The real Clinton story: 1988

Hidden stories about the Clintons and the state that created them

Conservative Democrats
begin a series of nearly 100 meetings held at the home of Pam Harriman to plot strategy for the takeover of the Democratic Party. Donors cough up $1,000 to attend and Harriman eventually raises $12 million for her kind of Democrat. The right-wing Dems will eventually settle on Bill Clinton as their presidential choice.

Charles Black, a prosecutor for Polk County, which includes drug center Mena, meets with Governor Clinton and asks for assistance in a probe of illegal activities. "His response," Mr. Black will tell CBS News later, "was that he would get a man on it and get back to me. I never heard back."

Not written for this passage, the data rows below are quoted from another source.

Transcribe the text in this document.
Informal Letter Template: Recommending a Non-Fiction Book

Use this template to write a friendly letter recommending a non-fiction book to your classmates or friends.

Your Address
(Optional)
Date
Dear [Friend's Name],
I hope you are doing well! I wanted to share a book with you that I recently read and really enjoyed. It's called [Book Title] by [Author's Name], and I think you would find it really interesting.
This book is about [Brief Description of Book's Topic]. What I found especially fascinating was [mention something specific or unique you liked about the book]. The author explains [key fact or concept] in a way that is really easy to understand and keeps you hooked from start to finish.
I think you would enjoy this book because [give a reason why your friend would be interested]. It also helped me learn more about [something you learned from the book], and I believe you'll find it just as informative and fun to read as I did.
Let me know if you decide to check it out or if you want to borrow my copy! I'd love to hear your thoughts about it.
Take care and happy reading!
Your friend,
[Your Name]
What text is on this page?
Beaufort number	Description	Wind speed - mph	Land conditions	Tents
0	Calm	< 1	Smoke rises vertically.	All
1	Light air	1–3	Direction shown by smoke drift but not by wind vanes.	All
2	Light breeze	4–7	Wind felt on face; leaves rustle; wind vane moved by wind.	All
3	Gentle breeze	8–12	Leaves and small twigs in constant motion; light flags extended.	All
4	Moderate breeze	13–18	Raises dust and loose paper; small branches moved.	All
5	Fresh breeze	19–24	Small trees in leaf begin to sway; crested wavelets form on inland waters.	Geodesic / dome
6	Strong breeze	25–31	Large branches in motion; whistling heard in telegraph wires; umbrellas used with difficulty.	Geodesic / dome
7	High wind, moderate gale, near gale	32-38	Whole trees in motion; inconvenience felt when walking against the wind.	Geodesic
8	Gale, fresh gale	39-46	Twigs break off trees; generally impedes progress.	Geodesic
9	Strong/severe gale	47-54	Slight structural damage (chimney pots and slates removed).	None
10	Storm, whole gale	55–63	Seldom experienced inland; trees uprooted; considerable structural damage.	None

Following pressure from then-Arkansas Rep. Bill Alexander, the General Accounting Office opens a probe in April 1988; within four months, the inquiry is shut down by the National Security Council, according to a later report by Micah Morrison of the Wall Street Journal. Several congressional subcommittee inquiries sputter and stop.

The Senate Committee on Foreign Relations issues a report that describes the seriousness of the Barry Seal disaster. That report says, "Law enforcement officials were furious that their undercover operation was revealed and agents' lives jeopardized because one individual in the U.S. government - Lt. Col. Oliver North- decided to play politics with the issue . . . Associates of Seal, who operated aircraft service businesses at the Mena, Arkansas airport, were also targets of grand jury probes into narcotics trafficking. Despite the availability of evidence sufficient for an indictment on money laundering charges and over the strong protests of state and federal law enforcement officials, the cases were dropped." According to journalist Philip Weiss, "In 1988, Bill Clinton chose not to run for the presidency, in part out of fear of personal disclosure about his sex life. The story goes--and now we are into rumor/recollection, but it's persuasive--that Hillary Clinton was angry that he had bowed out and wanted a divorce. She compiled a divorce file with her friend, lawyer Vince Foster, involving a number of women in Arkansas. Ultimately she dropped the plan.